O Dilema de Brasília: Entre o Dragão Industrial e o Falcão Monetário

Nesta semana, enquanto os holofotes em Brasília se voltavam para a aprovação de mais uma etapa da reforma tributária na Câmara dos Deputados – noticiada com o pragmatismo de sempre pela Agência Brasil –, dois sinais de fumaça, um vindo de Pequim e outro de Washington, desenharam o verdadeiro campo de batalha para o futuro da economia brasileira. E, como de costume, parecemos estar olhando para o tabuleiro errado.

A notícia oficial da Câmara fala em “simplificação” e “competitividade”. Palavras bem-intencionadas, mas que soam anacrônicas diante da velocidade das placas tectônicas globais. Enquanto nossos parlamentares debatiam alíquotas, o Banco Popular da China anunciava um novo pacote de estímulos para seu setor de manufatura de alta tecnologia. Não se trata de um ajuste fino; é uma declaração de guerra comercial em semicondutores e veículos elétricos. Pequim não está jogando para competir, está jogando para dominar.

Quase simultaneamente, a ata da última reunião do Federal Reserve, o banco central americano, foi dissecada em Wall Street e revelou um tom mais duro (hawkish) do que o mercado esperava. A mensagem é clara: a luta contra a inflação nos EUA não acabou, e os juros por lá podem subir mais – ou, na melhor das hipóteses, permanecerão altos por mais tempo.

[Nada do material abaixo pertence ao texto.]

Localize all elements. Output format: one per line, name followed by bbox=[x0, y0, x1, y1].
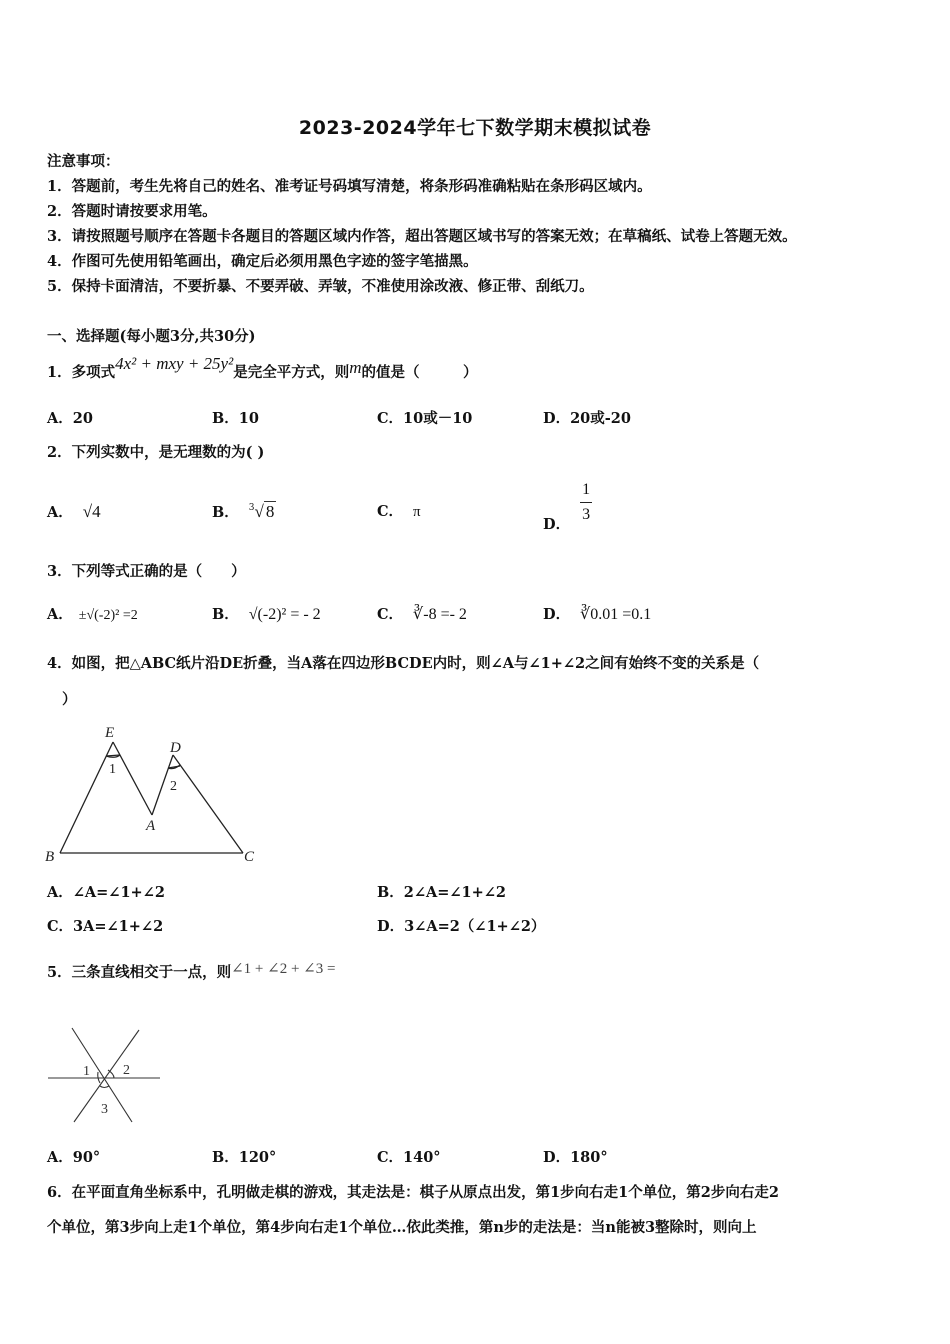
note-item: 2．答题时请按要求用笔。 bbox=[47, 203, 217, 220]
q3-option-d bbox=[543, 605, 651, 625]
q5-prefix: 5．三条直线相交于一点，则 bbox=[47, 964, 232, 981]
note-item: 3．请按照题号顺序在答题卡各题目的答题区域内作答，超出答题区域书写的答案无效；在草稿纸、试卷上答题无效。 bbox=[47, 228, 797, 245]
question-2: 2．下列实数中，是无理数的为( ) bbox=[47, 444, 265, 461]
q1-middle: 是完全平方式，则 bbox=[233, 364, 350, 381]
q1-option-b: B．10 bbox=[212, 410, 259, 427]
q5-option-d: D．180° bbox=[543, 1149, 608, 1166]
q4-triangle-figure bbox=[40, 722, 270, 872]
q2-label-a: A． bbox=[47, 504, 73, 521]
q3-d-expr: ∛0.01 =0.1 bbox=[580, 606, 652, 623]
page-title: 2023-2024学年七下数学期末模拟试卷 bbox=[298, 117, 652, 139]
q3-option-b bbox=[212, 605, 321, 625]
q5-label-angle-1: 1 bbox=[83, 1064, 90, 1079]
q4-option-a: A．∠A=∠1+∠2 bbox=[47, 884, 165, 901]
q5-label-angle-2: 2 bbox=[123, 1063, 130, 1078]
question-3: 3．下列等式正确的是（ ） bbox=[47, 563, 246, 580]
q3-label-b: B． bbox=[212, 606, 239, 623]
question-4: 4．如图，把△ABC纸片沿DE折叠，当A落在四边形BCDE内时，则∠A与∠1+∠2之间有始终不变的关系是（ bbox=[47, 655, 760, 672]
q2-option-a bbox=[47, 502, 101, 523]
q3-c-expr: ∛-8 =- 2 bbox=[413, 606, 467, 623]
q5-expression: ∠1 + ∠2 + ∠3 = bbox=[231, 961, 336, 977]
q1-expression: 4x² + mxy + 25y² bbox=[115, 354, 234, 373]
q5-angle-2-arc bbox=[108, 1070, 114, 1078]
q4-label-A: A bbox=[146, 818, 156, 834]
q4-option-d: D．3∠A=2（∠1+∠2） bbox=[377, 918, 546, 935]
section-heading: 一、选择题(每小题3分,共30分) bbox=[47, 328, 256, 345]
q5-angle-3-arc bbox=[100, 1086, 109, 1088]
q4-option-c: C．3A=∠1+∠2 bbox=[47, 918, 164, 935]
q3-label-a: A． bbox=[47, 606, 73, 623]
q2-b-radicand: 8 bbox=[265, 502, 275, 521]
q1-var: m bbox=[349, 358, 362, 377]
q2-label-c: C． bbox=[377, 503, 404, 520]
q2-option-b: B． $^3$√ 8 bbox=[212, 502, 275, 521]
question-6-cont: 个单位，第3步向上走1个单位，第4步向右走1个单位…依此类推，第n步的走法是：当n能被3整除时，则向上 bbox=[47, 1219, 757, 1236]
q3-label-d: D． bbox=[543, 606, 571, 623]
q4-option-b: B．2∠A=∠1+∠2 bbox=[377, 884, 507, 901]
q5-option-b: B．120° bbox=[212, 1149, 277, 1166]
q4-label-C: C bbox=[244, 849, 255, 865]
q2-option-c bbox=[377, 502, 421, 522]
q2-a-expr: √4 bbox=[82, 502, 101, 521]
q5-option-c: C．140° bbox=[377, 1149, 441, 1166]
q3-option-c bbox=[377, 605, 467, 625]
q4-label-B: B bbox=[45, 849, 55, 865]
q1-option-a: A．20 bbox=[47, 410, 93, 427]
question-6: 6．在平面直角坐标系中，孔明做走棋的游戏，其走法是：棋子从原点出发，第1步向右走1个单位，第2步向右走2 bbox=[47, 1184, 779, 1201]
q2-label-d: D． bbox=[543, 515, 571, 533]
q2-label-b: B． bbox=[212, 504, 239, 521]
question-4-cont: ） bbox=[62, 691, 77, 708]
q4-label-angle-2: 2 bbox=[170, 779, 177, 794]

Aqui está a conexão que importa: de um lado, a China subsidia e inunda o mundo com produtos industriais baratos e tecnologicamente avançados, pressionando a já combalida indústria nacional. Do outro, os Estados Unidos “exportam” juros altos, encarecendo o crédito global, atraindo dólares que poderiam financiar nosso crescimento e forçando nosso Banco Central a ser cauteloso em seus próprios cortes da Selic, como sinalizado em comunicado do Copom divulgado pelo próprio BC.

O debate tributário no Congresso é vital, mas é uma discussão doméstica em um mundo que não espera o Brasil se arrumar. A verdadeira questão é: qual a nossa estratégia de inserção nesse cenário? Continuaremos a ser meros espectadores, reagindo aos espirros de Washington e à fome industrial de Pequim? Aprovamos uma reforma para competir em um jogo cujas regras os outros jogadores já mudaram radicalmente.

O que vem a seguir não é apenas uma questão de planilha de impostos. É sobre se teremos uma indústria para pagar esses impostos ou se seremos apenas um vasto campo de commodities digitais e recursos naturais, gerenciados por aplicativos do Vale do Silício e financiados por bancos de Nova York, enquanto usamos a tecnologia que a China decidiu nos vender. A discussão em Brasília precisa, urgentemente, levantar os olhos para além da Praça dos Três Poderes.